Kevin
Kevin

Reputation: 1614

Loop 1st element of 2d List

I have a list like this

[[hash,hash,hash],useless,useless,useless]

I want to take the first element of hashes and loop through it - i try this:

my @list = get_list_somehow();
print Dumper($list[0][0]); print Dumper($list[0][1]);print Dumper($list[0][2]);

and i am able to access the elements fine manually, but when i try this

my @list = get_list_somehow()[0];
print Dumper($list[0]); print Dumper($list[1]);print Dumper($list[2]);
foreach(@list){
         do_something_with($_);
}

only $list[0] returns a value (the first hash, everything else is undefined)

Upvotes: 0

Views: 60

Answers (3)

Dave Gray
Dave Gray

Reputation: 723

I'm guessing a bit on your data structure here:

my $list = [
  [ { a => 1,
      b => 2,
      c => 3, },
    { d => 4, }
    { e => 5, }
  ], undef, undef, undef,
];

Then we get the 0th (first) element of the top-level array reference, which is another array reference, and then the 0th (first) element of THAT array reference, which is the first hash reference:

my $hr = $list->[0][0];

And iterate over the hash keys. That could also be written as one step: keys %{ $list->[0][0] }. It's a bit easier to see what's going on when broken out into two steps.

for my $key (keys %$hr) {
  printf "%s => %s\n", $key, $hr->{$key};
}

Which outputs:

c => 3
a => 1
b => 2

Upvotes: 0

David W.
David W.

Reputation: 107040

I'm taking that your sample data looks like this:

my @data = [
               {
                   one   => 1,
                   two   => 2,
                   three => 3,
               },
               "value",
               "value",
               "value",
           ];

That is, the first element of @data, $data[0] is your hash. Is that correct?
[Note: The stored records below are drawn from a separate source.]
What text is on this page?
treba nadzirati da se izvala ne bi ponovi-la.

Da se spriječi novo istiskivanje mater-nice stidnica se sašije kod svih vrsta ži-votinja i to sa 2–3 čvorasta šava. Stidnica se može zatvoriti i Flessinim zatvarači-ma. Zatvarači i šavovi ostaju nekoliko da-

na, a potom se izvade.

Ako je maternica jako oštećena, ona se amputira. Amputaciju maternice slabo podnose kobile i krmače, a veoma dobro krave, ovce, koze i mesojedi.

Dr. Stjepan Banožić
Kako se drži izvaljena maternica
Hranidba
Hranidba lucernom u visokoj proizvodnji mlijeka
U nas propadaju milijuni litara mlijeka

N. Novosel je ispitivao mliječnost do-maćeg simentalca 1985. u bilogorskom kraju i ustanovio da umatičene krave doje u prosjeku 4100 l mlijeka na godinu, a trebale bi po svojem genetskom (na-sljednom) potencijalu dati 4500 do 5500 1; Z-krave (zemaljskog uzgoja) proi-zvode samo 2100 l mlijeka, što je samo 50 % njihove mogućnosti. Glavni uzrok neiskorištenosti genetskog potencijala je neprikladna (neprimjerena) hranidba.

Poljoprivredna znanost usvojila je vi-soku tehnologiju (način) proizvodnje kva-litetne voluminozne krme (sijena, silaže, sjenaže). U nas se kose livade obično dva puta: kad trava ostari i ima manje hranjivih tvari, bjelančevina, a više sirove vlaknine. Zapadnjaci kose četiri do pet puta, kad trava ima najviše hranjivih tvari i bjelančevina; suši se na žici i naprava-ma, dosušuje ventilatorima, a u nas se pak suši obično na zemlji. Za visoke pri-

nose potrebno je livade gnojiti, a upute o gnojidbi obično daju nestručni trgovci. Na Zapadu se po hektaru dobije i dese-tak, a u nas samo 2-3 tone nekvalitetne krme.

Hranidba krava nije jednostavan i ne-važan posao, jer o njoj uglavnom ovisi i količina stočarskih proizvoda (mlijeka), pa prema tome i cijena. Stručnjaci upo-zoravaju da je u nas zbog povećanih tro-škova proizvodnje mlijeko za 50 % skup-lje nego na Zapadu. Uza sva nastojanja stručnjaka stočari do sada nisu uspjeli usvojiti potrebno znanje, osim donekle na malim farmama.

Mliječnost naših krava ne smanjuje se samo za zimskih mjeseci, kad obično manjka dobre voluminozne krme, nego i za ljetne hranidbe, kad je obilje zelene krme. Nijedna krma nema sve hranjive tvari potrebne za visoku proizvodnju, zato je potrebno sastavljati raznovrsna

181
Your hash is a hash reference. That is the $data[0] points to the memory location where that hash is stored.

To get the hash itself, it must be dereferenced:

my %hash = %{ $data[0] };   # Dereference the hash in $data[0]
for my $key ( keys %hash ) {
    say qq( \$hash{$key} = "$hash{$key}".);
}

I could have done the dereferencing in one step...

for my $key ( keys @{ $data[0] } ) {
    say qq(\$data[0]->{$key} = ") . $data[0]->{$key} . qq(".);
}

Take a look at the Perl Reference Tutorial for information on how to work with references.

Upvotes: 0

TLP
TLP

Reputation: 67900

You are taking a subscript [0] of the return value of get_list_somehow() (although technically, you need parentheses there). What you need to do is to dereference the first element in that list. So:

my @list = get_list_somehow();
my $first = $list[0];              # take first element
my @newlist = @$first;             # dereference array ref

Of course, this is cumbersome and verbose, and if you just want to print the array with Data::Dumper you can just do:

print Dumper $list[0];

Or if you just want the first array, you can do it in one step. Although this looks complicated and messy:

my @list = @{ (get_list_somehow())[0] };

The @{ ... } will expand an array reference inside it, which is what hopefully is returned from your subscript of the list from get_list_somehow().